A note on Riccati matrix difference equations

The paper’s semigroup duality H(P, pΦ^n(Q)) = E_n(P)^T H(Φ^n(P), Q) E_n(P) + G_n(P) is stated and proved (Theorem 1.1), via a one-step Woodbury-based identity (their equation (30)) followed by an induction, exactly matching the model’s high-level plan for Part 1; this portion of the model’s solution agrees with the paper’s statements and methods . For the Floquet-type representation, the paper rigorously proves E_n(P) = E^n L_n(P)^{-1} with L_n(P) = I + (P − P∞) G_n, establishes invertibility of L_n(P) for n ≥ r using Gramian invertibility G_n ⪰ G_r > 0, and derives a uniform bound on ∥L_n(P)^{-1}∥ (Theorem 1.3 and Lemma 5.1) . By contrast, the model’s derivation of invertibility and a uniform conditioning bound for L_n(P) is flawed: (i) it incorrectly infers invertibility of L_n(P) from E_n(P) L_n(P) = E^n without establishing invertibility of E_n(P) or E^n, and (ii) it uses an unjustified lower bound on the symmetric part (L_n + L_n^T)/2 based on G_n ≤ H and P ≥ 0; this step ignores non-commutativity issues and the paper’s necessary restriction n ≥ r.

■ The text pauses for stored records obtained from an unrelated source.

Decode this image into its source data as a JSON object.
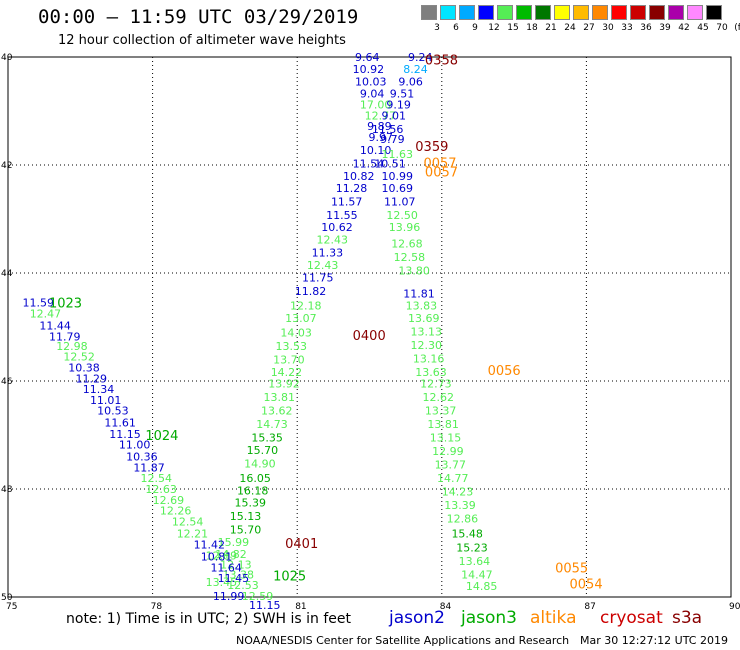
{
  "header": {
    "title": "00:00 – 11:59 UTC 03/29/2019",
    "subtitle": "12 hour collection of altimeter wave heights"
  },
  "legend": {
    "levels": [
      "3",
      "6",
      "9",
      "12",
      "15",
      "18",
      "21",
      "24",
      "27",
      "30",
      "33",
      "36",
      "39",
      "42",
      "45",
      "70",
      "(ft)"
    ],
    "colors": [
      "#7f7f7f",
      "#00e5ff",
      "#00aaff",
      "#0000ff",
      "#55ee55",
      "#00bb00",
      "#007700",
      "#ffff00",
      "#ffbb00",
      "#ff8800",
      "#ff0000",
      "#cc0000",
      "#880000",
      "#aa00aa",
      "#ff88ff",
      "#000000"
    ]
  },
  "axes": {
    "x_ticks": [
      "75",
      "78",
      "81",
      "84",
      "87",
      "90"
    ],
    "y_ticks": [
      "40",
      "42",
      "44",
      "46",
      "48",
      "50"
    ]
  },
  "satellites": [
    {
      "name": "jason2",
      "color": "#0000cc"
    },
    {
      "name": "jason3",
      "color": "#00aa00"
    },
    {
      "name": "altika",
      "color": "#ff8800"
    },
    {
      "name": "cryosat",
      "color": "#cc0000"
    },
    {
      "name": "s3a",
      "color": "#880000"
    }
  ],
  "track_labels": [
    {
      "text": "0358",
      "lon": 83.65,
      "lat": 40.05,
      "color": "#880000"
    },
    {
      "text": "0359",
      "lon": 83.45,
      "lat": 41.65,
      "color": "#880000"
    },
    {
      "text": "0057",
      "lon": 83.62,
      "lat": 41.95,
      "color": "#ff8800"
    },
    {
      "text": "0057",
      "lon": 83.65,
      "lat": 42.12,
      "color": "#ff8800"
    },
    {
      "text": "1023",
      "lon": 75.85,
      "lat": 44.55,
      "color": "#00aa00"
    },
    {
      "text": "0400",
      "lon": 82.15,
      "lat": 45.15,
      "color": "#880000"
    },
    {
      "text": "0056",
      "lon": 84.95,
      "lat": 45.8,
      "color": "#ff8800"
    },
    {
      "text": "1024",
      "lon": 77.85,
      "lat": 47.0,
      "color": "#00aa00"
    },
    {
      "text": "0401",
      "lon": 80.75,
      "lat": 49.0,
      "color": "#880000"
    },
    {
      "text": "1025",
      "lon": 80.5,
      "lat": 49.6,
      "color": "#00aa00"
    },
    {
      "text": "0055",
      "lon": 86.35,
      "lat": 49.45,
      "color": "#ff8800"
    },
    {
      "text": "0054",
      "lon": 86.65,
      "lat": 49.75,
      "color": "#ff8800"
    }
  ],
  "observations": [
    {
      "v": "9.64",
      "lon": 82.2,
      "lat": 40.0,
      "c": "#0000cc"
    },
    {
      "v": "9.24",
      "lon": 83.3,
      "lat": 40.0,
      "c": "#0000cc"
    },
    {
      "v": "10.92",
      "lon": 82.15,
      "lat": 40.22,
      "c": "#0000cc"
    },
    {
      "v": "8.24",
      "lon": 83.2,
      "lat": 40.22,
      "c": "#00aaff"
    },
    {
      "v": "10.03",
      "lon": 82.2,
      "lat": 40.45,
      "c": "#0000cc"
    },
    {
      "v": "9.06",
      "lon": 83.1,
      "lat": 40.45,
      "c": "#0000cc"
    },
    {
      "v": "9.04",
      "lon": 82.3,
      "lat": 40.68,
      "c": "#0000cc"
    },
    {
      "v": "9.51",
      "lon": 82.92,
      "lat": 40.68,
      "c": "#0000cc"
    },
    {
      "v": "17.00",
      "lon": 82.3,
      "lat": 40.88,
      "c": "#55ee55"
    },
    {
      "v": "9.19",
      "lon": 82.85,
      "lat": 40.88,
      "c": "#0000cc"
    },
    {
      "v": "12.77",
      "lon": 82.4,
      "lat": 41.08,
      "c": "#55ee55"
    },
    {
      "v": "9.01",
      "lon": 82.75,
      "lat": 41.08,
      "c": "#0000cc"
    },
    {
      "v": "9.89",
      "lon": 82.45,
      "lat": 41.28,
      "c": "#0000cc"
    },
    {
      "v": "11.56",
      "lon": 82.55,
      "lat": 41.33,
      "c": "#0000cc"
    },
    {
      "v": "9.97",
      "lon": 82.48,
      "lat": 41.48,
      "c": "#0000cc"
    },
    {
      "v": "9.79",
      "lon": 82.72,
      "lat": 41.52,
      "c": "#0000cc"
    },
    {
      "v": "10.10",
      "lon": 82.3,
      "lat": 41.72,
      "c": "#0000cc"
    },
    {
      "v": "11.63",
      "lon": 82.75,
      "lat": 41.8,
      "c": "#55ee55"
    },
    {
      "v": "11.54",
      "lon": 82.15,
      "lat": 41.97,
      "c": "#0000cc"
    },
    {
      "v": "10.51",
      "lon": 82.6,
      "lat": 41.97,
      "c": "#0000cc"
    },
    {
      "v": "10.82",
      "lon": 81.95,
      "lat": 42.2,
      "c": "#0000cc"
    },
    {
      "v": "10.99",
      "lon": 82.75,
      "lat": 42.2,
      "c": "#0000cc"
    },
    {
      "v": "11.28",
      "lon": 81.8,
      "lat": 42.43,
      "c": "#0000cc"
    },
    {
      "v": "10.69",
      "lon": 82.75,
      "lat": 42.43,
      "c": "#0000cc"
    },
    {
      "v": "11.57",
      "lon": 81.7,
      "lat": 42.68,
      "c": "#0000cc"
    },
    {
      "v": "11.07",
      "lon": 82.8,
      "lat": 42.68,
      "c": "#0000cc"
    },
    {
      "v": "11.55",
      "lon": 81.6,
      "lat": 42.93,
      "c": "#0000cc"
    },
    {
      "v": "12.50",
      "lon": 82.85,
      "lat": 42.93,
      "c": "#55ee55"
    },
    {
      "v": "10.62",
      "lon": 81.5,
      "lat": 43.15,
      "c": "#0000cc"
    },
    {
      "v": "13.96",
      "lon": 82.9,
      "lat": 43.15,
      "c": "#55ee55"
    },
    {
      "v": "12.43",
      "lon": 81.4,
      "lat": 43.38,
      "c": "#55ee55"
    },
    {
      "v": "12.68",
      "lon": 82.95,
      "lat": 43.45,
      "c": "#55ee55"
    },
    {
      "v": "11.33",
      "lon": 81.3,
      "lat": 43.62,
      "c": "#0000cc"
    },
    {
      "v": "12.58",
      "lon": 83.0,
      "lat": 43.7,
      "c": "#55ee55"
    },
    {
      "v": "12.43",
      "lon": 81.2,
      "lat": 43.85,
      "c": "#55ee55"
    },
    {
      "v": "13.80",
      "lon": 83.1,
      "lat": 43.95,
      "c": "#55ee55"
    },
    {
      "v": "11.75",
      "lon": 81.1,
      "lat": 44.08,
      "c": "#0000cc"
    },
    {
      "v": "11.81",
      "lon": 83.2,
      "lat": 44.38,
      "c": "#0000cc"
    },
    {
      "v": "11.82",
      "lon": 80.95,
      "lat": 44.33,
      "c": "#0000cc"
    },
    {
      "v": "12.18",
      "lon": 80.85,
      "lat": 44.6,
      "c": "#55ee55"
    },
    {
      "v": "13.83",
      "lon": 83.25,
      "lat": 44.6,
      "c": "#55ee55"
    },
    {
      "v": "13.07",
      "lon": 80.75,
      "lat": 44.83,
      "c": "#55ee55"
    },
    {
      "v": "13.69",
      "lon": 83.3,
      "lat": 44.83,
      "c": "#55ee55"
    },
    {
      "v": "14.03",
      "lon": 80.65,
      "lat": 45.1,
      "c": "#55ee55"
    },
    {
      "v": "13.13",
      "lon": 83.35,
      "lat": 45.08,
      "c": "#55ee55"
    },
    {
      "v": "13.53",
      "lon": 80.55,
      "lat": 45.35,
      "c": "#55ee55"
    },
    {
      "v": "12.30",
      "lon": 83.35,
      "lat": 45.33,
      "c": "#55ee55"
    },
    {
      "v": "13.70",
      "lon": 80.5,
      "lat": 45.6,
      "c": "#55ee55"
    },
    {
      "v": "13.16",
      "lon": 83.4,
      "lat": 45.58,
      "c": "#55ee55"
    },
    {
      "v": "14.22",
      "lon": 80.45,
      "lat": 45.83,
      "c": "#55ee55"
    },
    {
      "v": "13.63",
      "lon": 83.45,
      "lat": 45.83,
      "c": "#55ee55"
    },
    {
      "v": "13.92",
      "lon": 80.4,
      "lat": 46.05,
      "c": "#55ee55"
    },
    {
      "v": "12.73",
      "lon": 83.55,
      "lat": 46.05,
      "c": "#55ee55"
    },
    {
      "v": "13.81",
      "lon": 80.3,
      "lat": 46.3,
      "c": "#55ee55"
    },
    {
      "v": "12.62",
      "lon": 83.6,
      "lat": 46.3,
      "c": "#55ee55"
    },
    {
      "v": "13.62",
      "lon": 80.25,
      "lat": 46.55,
      "c": "#55ee55"
    },
    {
      "v": "13.37",
      "lon": 83.65,
      "lat": 46.55,
      "c": "#55ee55"
    },
    {
      "v": "14.73",
      "lon": 80.15,
      "lat": 46.8,
      "c": "#55ee55"
    },
    {
      "v": "13.81",
      "lon": 83.7,
      "lat": 46.8,
      "c": "#55ee55"
    },
    {
      "v": "15.35",
      "lon": 80.05,
      "lat": 47.05,
      "c": "#00aa00"
    },
    {
      "v": "13.15",
      "lon": 83.75,
      "lat": 47.05,
      "c": "#55ee55"
    },
    {
      "v": "15.70",
      "lon": 79.95,
      "lat": 47.28,
      "c": "#00aa00"
    },
    {
      "v": "12.99",
      "lon": 83.8,
      "lat": 47.3,
      "c": "#55ee55"
    },
    {
      "v": "14.90",
      "lon": 79.9,
      "lat": 47.53,
      "c": "#55ee55"
    },
    {
      "v": "13.77",
      "lon": 83.85,
      "lat": 47.55,
      "c": "#55ee55"
    },
    {
      "v": "16.05",
      "lon": 79.8,
      "lat": 47.8,
      "c": "#00aa00"
    },
    {
      "v": "14.77",
      "lon": 83.9,
      "lat": 47.8,
      "c": "#55ee55"
    },
    {
      "v": "16.18",
      "lon": 79.75,
      "lat": 48.03,
      "c": "#00aa00"
    },
    {
      "v": "14.23",
      "lon": 84.0,
      "lat": 48.05,
      "c": "#55ee55"
    },
    {
      "v": "15.39",
      "lon": 79.7,
      "lat": 48.25,
      "c": "#00aa00"
    },
    {
      "v": "13.39",
      "lon": 84.05,
      "lat": 48.3,
      "c": "#55ee55"
    },
    {
      "v": "15.13",
      "lon": 79.6,
      "lat": 48.5,
      "c": "#00aa00"
    },
    {
      "v": "12.86",
      "lon": 84.1,
      "lat": 48.55,
      "c": "#55ee55"
    },
    {
      "v": "15.70",
      "lon": 79.6,
      "lat": 48.75,
      "c": "#00aa00"
    },
    {
      "v": "15.48",
      "lon": 84.2,
      "lat": 48.82,
      "c": "#00aa00"
    },
    {
      "v": "15.99",
      "lon": 79.35,
      "lat": 48.98,
      "c": "#55ee55"
    },
    {
      "v": "15.23",
      "lon": 84.3,
      "lat": 49.08,
      "c": "#00aa00"
    },
    {
      "v": "14.82",
      "lon": 79.3,
      "lat": 49.2,
      "c": "#55ee55"
    },
    {
      "v": "13.64",
      "lon": 84.35,
      "lat": 49.33,
      "c": "#55ee55"
    },
    {
      "v": "12.89",
      "lon": 79.1,
      "lat": 49.23,
      "c": "#55ee55"
    },
    {
      "v": "12.13",
      "lon": 79.4,
      "lat": 49.4,
      "c": "#55ee55"
    },
    {
      "v": "14.47",
      "lon": 84.4,
      "lat": 49.58,
      "c": "#55ee55"
    },
    {
      "v": "13.38",
      "lon": 79.45,
      "lat": 49.58,
      "c": "#55ee55"
    },
    {
      "v": "12.53",
      "lon": 79.55,
      "lat": 49.78,
      "c": "#55ee55"
    },
    {
      "v": "14.85",
      "lon": 84.5,
      "lat": 49.8,
      "c": "#55ee55"
    },
    {
      "v": "13.45",
      "lon": 79.1,
      "lat": 49.72,
      "c": "#55ee55"
    },
    {
      "v": "11.99",
      "lon": 79.25,
      "lat": 49.98,
      "c": "#0000cc"
    },
    {
      "v": "12.59",
      "lon": 79.85,
      "lat": 49.98,
      "c": "#55ee55"
    },
    {
      "v": "11.15",
      "lon": 80.0,
      "lat": 50.15,
      "c": "#0000cc"
    },
    {
      "v": "11.59",
      "lon": 75.3,
      "lat": 44.55,
      "c": "#0000cc"
    },
    {
      "v": "12.47",
      "lon": 75.45,
      "lat": 44.75,
      "c": "#55ee55"
    },
    {
      "v": "11.44",
      "lon": 75.65,
      "lat": 44.97,
      "c": "#0000cc"
    },
    {
      "v": "11.79",
      "lon": 75.85,
      "lat": 45.18,
      "c": "#0000cc"
    },
    {
      "v": "12.98",
      "lon": 76.0,
      "lat": 45.35,
      "c": "#55ee55"
    },
    {
      "v": "12.52",
      "lon": 76.15,
      "lat": 45.55,
      "c": "#55ee55"
    },
    {
      "v": "10.38",
      "lon": 76.25,
      "lat": 45.75,
      "c": "#0000cc"
    },
    {
      "v": "11.29",
      "lon": 76.4,
      "lat": 45.95,
      "c": "#0000cc"
    },
    {
      "v": "11.34",
      "lon": 76.55,
      "lat": 46.15,
      "c": "#0000cc"
    },
    {
      "v": "11.01",
      "lon": 76.7,
      "lat": 46.35,
      "c": "#0000cc"
    },
    {
      "v": "10.53",
      "lon": 76.85,
      "lat": 46.55,
      "c": "#0000cc"
    },
    {
      "v": "11.61",
      "lon": 77.0,
      "lat": 46.77,
      "c": "#0000cc"
    },
    {
      "v": "11.15",
      "lon": 77.1,
      "lat": 46.98,
      "c": "#0000cc"
    },
    {
      "v": "11.00",
      "lon": 77.3,
      "lat": 47.18,
      "c": "#0000cc"
    },
    {
      "v": "10.36",
      "lon": 77.45,
      "lat": 47.4,
      "c": "#0000cc"
    },
    {
      "v": "11.87",
      "lon": 77.6,
      "lat": 47.6,
      "c": "#0000cc"
    },
    {
      "v": "12.54",
      "lon": 77.75,
      "lat": 47.8,
      "c": "#55ee55"
    },
    {
      "v": "12.63",
      "lon": 77.85,
      "lat": 48.0,
      "c": "#55ee55"
    },
    {
      "v": "12.69",
      "lon": 78.0,
      "lat": 48.2,
      "c": "#55ee55"
    },
    {
      "v": "12.26",
      "lon": 78.15,
      "lat": 48.4,
      "c": "#55ee55"
    },
    {
      "v": "12.54",
      "lon": 78.4,
      "lat": 48.6,
      "c": "#55ee55"
    },
    {
      "v": "12.21",
      "lon": 78.5,
      "lat": 48.82,
      "c": "#55ee55"
    },
    {
      "v": "11.42",
      "lon": 78.85,
      "lat": 49.03,
      "c": "#0000cc"
    },
    {
      "v": "10.81",
      "lon": 79.0,
      "lat": 49.25,
      "c": "#0000cc"
    },
    {
      "v": "11.64",
      "lon": 79.2,
      "lat": 49.45,
      "c": "#0000cc"
    },
    {
      "v": "11.45",
      "lon": 79.35,
      "lat": 49.65,
      "c": "#0000cc"
    }
  ],
  "footer": {
    "note": "note: 1) Time is in UTC; 2) SWH is in feet",
    "credit": "NOAA/NESDIS Center for Satellite Applications and Research",
    "timestamp": "Mar 30 12:27:12 UTC 2019"
  }
}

The correct argument in the paper relies on a factorization of L_n and the positivity of G_n (for n ≥ r), not on the model’s spectral bound shortcut . Thus, while the model’s duality part is consistent with the paper, its Floquet invertibility/conditioning step is not justified under the paper’s assumptions.